Eight years after getting the book, I saw one of the contact sheets at the ICP. The explanatory text filled in some of the gaps in the book, which kept its geographic details very vague. None of the essays give details about where on the border the photos of prostitutes with drunken gringo frat boys, aging ranch bosses and Mexican workers were taken. The black-and-white photos existed in a feverish neverland that existed somewhere but no place in particular. However, the text for the sheet identified the local as (if I recall correctly), Ciudad Camargo, across from Rio Grande City. The place immediately grounded itself just 30 miles from where I grew up, in Mission.

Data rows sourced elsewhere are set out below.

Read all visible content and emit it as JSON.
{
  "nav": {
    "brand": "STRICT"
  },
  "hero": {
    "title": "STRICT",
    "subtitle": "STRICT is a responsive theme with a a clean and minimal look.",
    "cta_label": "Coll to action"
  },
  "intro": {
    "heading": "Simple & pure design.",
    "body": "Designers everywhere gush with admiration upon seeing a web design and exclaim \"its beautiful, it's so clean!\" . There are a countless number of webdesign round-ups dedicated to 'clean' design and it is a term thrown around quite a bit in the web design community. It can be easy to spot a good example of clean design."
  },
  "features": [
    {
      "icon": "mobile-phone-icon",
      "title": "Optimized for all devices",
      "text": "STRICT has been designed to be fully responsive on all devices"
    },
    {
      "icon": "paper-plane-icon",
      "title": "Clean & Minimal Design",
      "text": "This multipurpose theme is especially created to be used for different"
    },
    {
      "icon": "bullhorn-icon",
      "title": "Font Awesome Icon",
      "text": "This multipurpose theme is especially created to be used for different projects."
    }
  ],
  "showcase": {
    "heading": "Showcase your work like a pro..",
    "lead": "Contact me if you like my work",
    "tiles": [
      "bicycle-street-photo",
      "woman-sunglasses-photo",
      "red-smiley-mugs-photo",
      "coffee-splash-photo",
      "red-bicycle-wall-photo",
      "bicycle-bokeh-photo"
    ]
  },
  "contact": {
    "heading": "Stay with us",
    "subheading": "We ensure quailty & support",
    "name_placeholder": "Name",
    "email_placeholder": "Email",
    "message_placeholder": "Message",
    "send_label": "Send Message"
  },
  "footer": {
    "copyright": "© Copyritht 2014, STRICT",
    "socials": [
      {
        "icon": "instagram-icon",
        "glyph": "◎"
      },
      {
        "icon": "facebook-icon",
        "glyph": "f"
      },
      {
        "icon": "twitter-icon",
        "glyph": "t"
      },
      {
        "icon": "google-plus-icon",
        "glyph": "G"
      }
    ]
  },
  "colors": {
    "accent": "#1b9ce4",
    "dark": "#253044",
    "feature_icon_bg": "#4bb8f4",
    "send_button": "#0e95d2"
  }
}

These days, I doubt too many lonely Anglo ranchers and drunken frat boys are yahooing it across the border for debauched fun as they did in the 1970s when these photos were taken by Mexican street photographers hustling for a buck. The places still exist, but I'm guess the clientele has radically changed. Still, the book captures a place in time, when I was taking notes and starting to write about what was going on around me, on the other side of the river.